Editions Points, 2012, 182 pages

Gabriel sort un bon matin de la gare d'un petit bled au fin fond de la Bretagne et va se prendre une chambre au petit hôtel du coin. Il mène une vie très simple, limite aseptisé, se couche tôt car il doit se lever tôt (je ne sais toujours pas pourquoi), sort pour prendre ses repas mais malgré sa distance perpétuelle avec le monde, il se lie d'amitié avec tout ceux qui lui adressent la parole : José le cafetier, Madeleine qui travaille à l'hôtel etc... chacun semble trouver en lui une oreille attentive et apaisante. En effet, il semble prêt à tendre sa main dès lors que quelqu'un a besoin d'aide. 

Ce récit est un roman froid et cynique, plus qu'un polar, il se rapproche en effet du roman noir (je teste là la cohérence des collections Points). Gabriel est très détaché du monde, on ne comprend pas bien ce qu'il fait ici au départ. Le texte est parsemé de flashbacks qui vont nous raconter par petits épisodes la vie de Gabriel, mais de façon tellement vague tout d'abord, qu'on ne sait pas vraiment sur quel pied danser avant un bon trois quart du roman.

La forme du texte est tout à fait originale et colle parfaitement avec le style très détaché, qui s'occupe du minimum sans vraiment accompagner le lecteur dans le roman. Tout est très froid, très cynique, décalé, sans aucun sentiment même. A l'image du personnage de Gabriel qui s'entoure d'un mur obscure et qui ne laisse rien filtrer de sa tragédie.

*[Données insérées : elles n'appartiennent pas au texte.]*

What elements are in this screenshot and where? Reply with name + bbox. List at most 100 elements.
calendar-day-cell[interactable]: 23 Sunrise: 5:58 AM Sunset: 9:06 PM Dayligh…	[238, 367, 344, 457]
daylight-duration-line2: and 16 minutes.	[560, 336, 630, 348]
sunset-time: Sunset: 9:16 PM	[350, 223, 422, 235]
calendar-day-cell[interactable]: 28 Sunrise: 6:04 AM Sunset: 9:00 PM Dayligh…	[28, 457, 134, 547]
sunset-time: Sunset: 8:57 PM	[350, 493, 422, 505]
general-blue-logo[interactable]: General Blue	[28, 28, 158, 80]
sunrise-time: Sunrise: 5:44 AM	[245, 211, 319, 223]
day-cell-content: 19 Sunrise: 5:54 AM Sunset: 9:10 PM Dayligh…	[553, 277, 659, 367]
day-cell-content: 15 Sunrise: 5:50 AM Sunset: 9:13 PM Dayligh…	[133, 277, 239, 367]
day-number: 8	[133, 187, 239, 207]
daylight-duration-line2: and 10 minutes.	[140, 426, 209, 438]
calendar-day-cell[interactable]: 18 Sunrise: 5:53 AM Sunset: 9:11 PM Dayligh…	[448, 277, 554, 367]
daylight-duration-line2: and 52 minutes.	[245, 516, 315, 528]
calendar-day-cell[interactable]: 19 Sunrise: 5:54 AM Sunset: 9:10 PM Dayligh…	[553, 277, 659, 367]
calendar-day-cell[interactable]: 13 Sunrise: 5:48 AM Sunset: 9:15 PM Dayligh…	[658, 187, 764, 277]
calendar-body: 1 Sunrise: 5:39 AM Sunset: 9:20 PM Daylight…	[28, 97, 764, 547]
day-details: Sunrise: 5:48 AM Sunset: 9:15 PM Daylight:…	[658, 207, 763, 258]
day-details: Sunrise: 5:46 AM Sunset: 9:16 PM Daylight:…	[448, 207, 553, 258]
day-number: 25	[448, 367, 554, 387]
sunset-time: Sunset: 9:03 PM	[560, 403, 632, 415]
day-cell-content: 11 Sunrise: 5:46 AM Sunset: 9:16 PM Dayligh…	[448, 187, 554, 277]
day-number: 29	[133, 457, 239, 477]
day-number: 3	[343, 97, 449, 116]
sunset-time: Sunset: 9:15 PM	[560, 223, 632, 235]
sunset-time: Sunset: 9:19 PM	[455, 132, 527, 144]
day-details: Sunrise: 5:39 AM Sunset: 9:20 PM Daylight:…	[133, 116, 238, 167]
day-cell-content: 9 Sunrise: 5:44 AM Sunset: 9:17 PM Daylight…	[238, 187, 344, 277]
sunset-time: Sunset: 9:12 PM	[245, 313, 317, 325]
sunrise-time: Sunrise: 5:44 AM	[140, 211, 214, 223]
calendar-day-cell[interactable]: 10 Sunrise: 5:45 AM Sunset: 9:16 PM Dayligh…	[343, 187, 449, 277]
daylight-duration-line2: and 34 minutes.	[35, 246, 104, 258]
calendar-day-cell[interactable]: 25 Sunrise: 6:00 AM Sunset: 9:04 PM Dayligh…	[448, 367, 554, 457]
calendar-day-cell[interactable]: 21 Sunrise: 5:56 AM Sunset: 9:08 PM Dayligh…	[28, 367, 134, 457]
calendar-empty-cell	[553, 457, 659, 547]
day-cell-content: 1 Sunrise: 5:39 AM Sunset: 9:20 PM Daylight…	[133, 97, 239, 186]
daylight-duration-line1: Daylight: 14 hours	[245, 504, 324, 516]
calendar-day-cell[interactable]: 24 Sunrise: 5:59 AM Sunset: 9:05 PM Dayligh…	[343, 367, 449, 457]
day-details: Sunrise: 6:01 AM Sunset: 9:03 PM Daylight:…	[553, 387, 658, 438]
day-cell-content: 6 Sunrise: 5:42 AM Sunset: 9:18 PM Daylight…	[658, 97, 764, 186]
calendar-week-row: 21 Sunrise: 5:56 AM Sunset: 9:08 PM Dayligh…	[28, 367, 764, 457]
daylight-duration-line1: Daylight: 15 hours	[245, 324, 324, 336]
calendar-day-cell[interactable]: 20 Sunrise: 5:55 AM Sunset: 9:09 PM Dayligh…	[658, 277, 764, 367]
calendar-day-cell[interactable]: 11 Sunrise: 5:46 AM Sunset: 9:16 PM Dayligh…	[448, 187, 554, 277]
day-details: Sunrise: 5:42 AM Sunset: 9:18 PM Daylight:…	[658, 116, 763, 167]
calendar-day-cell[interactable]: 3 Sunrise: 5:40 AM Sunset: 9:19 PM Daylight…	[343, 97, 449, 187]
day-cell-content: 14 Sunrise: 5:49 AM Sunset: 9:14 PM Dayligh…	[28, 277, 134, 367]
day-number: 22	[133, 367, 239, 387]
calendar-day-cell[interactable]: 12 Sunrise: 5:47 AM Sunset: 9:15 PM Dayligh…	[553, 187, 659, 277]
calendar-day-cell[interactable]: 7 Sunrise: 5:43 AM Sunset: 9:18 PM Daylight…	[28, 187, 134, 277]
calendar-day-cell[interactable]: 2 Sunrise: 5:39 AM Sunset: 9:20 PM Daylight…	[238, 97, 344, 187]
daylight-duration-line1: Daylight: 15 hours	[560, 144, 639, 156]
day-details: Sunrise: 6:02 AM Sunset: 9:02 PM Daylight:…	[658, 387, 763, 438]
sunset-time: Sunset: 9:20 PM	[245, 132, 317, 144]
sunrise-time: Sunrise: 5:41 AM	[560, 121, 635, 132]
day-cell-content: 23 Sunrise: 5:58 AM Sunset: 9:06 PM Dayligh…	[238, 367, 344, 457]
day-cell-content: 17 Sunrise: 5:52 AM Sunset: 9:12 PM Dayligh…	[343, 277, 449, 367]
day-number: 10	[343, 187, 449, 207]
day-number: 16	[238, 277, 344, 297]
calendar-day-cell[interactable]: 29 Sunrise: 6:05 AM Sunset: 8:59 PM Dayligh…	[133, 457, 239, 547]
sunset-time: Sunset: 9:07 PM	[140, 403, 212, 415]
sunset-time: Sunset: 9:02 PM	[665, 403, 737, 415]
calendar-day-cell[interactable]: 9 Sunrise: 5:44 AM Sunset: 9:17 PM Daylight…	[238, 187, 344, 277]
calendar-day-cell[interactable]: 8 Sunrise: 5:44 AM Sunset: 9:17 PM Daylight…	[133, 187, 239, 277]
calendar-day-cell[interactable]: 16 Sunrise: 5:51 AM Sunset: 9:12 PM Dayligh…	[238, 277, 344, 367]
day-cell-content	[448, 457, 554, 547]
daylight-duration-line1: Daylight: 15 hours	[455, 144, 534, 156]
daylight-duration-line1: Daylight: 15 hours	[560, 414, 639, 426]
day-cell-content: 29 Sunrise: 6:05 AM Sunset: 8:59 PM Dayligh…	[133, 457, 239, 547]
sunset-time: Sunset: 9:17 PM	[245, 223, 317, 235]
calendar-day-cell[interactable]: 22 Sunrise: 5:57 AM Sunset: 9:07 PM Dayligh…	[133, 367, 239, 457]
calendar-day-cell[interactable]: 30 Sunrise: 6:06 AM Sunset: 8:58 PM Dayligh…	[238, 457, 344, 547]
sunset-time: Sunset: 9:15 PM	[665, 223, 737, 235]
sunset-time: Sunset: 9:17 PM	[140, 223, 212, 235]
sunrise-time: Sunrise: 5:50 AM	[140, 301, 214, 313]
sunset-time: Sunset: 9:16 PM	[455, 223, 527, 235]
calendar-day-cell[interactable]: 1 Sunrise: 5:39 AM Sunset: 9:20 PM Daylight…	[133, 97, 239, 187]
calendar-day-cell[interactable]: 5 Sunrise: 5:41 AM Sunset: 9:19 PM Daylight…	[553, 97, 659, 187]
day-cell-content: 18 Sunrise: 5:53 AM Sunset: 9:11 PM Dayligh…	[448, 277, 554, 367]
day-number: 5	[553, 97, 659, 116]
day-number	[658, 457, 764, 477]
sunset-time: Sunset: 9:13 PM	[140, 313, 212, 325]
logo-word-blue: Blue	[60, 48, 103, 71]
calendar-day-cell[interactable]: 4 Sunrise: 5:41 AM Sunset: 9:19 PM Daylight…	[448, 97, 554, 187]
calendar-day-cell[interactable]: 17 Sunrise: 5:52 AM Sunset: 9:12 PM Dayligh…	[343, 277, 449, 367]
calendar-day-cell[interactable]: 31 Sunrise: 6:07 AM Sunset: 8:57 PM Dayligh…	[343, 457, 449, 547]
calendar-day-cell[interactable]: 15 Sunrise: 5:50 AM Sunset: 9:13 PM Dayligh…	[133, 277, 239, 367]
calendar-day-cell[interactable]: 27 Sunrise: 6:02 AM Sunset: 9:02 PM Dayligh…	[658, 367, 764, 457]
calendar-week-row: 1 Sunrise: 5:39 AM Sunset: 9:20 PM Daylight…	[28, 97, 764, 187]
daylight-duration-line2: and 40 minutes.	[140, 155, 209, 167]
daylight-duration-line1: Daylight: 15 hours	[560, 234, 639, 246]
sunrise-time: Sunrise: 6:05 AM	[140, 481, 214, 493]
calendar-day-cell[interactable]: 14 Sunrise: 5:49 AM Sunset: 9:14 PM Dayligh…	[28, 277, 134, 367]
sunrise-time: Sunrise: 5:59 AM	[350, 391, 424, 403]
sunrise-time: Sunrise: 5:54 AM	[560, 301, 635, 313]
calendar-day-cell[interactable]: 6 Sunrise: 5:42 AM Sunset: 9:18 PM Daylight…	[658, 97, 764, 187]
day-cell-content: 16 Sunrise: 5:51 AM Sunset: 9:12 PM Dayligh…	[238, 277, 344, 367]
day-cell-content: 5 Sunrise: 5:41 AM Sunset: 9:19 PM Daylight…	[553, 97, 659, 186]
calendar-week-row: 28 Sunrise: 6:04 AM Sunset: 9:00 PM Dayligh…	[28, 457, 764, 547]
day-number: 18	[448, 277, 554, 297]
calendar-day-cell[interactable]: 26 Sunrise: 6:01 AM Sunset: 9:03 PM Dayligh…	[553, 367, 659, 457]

Je n'en menais pas large à l'ouverture de ce roman, je me méfie toujours des romans contemporains français et je suis alors pleine de préjugés... mais j'avoue que j'ai vraiment aimé ce roman, je l'ai lu presque d'une traite. Je ne connaissais pas cet auteur mais je n'hésiterai pas à me plonger de nouveau dans son univers, ne serait-ce que pour voir si le style est toujours similaire ou si cette histoire est à part.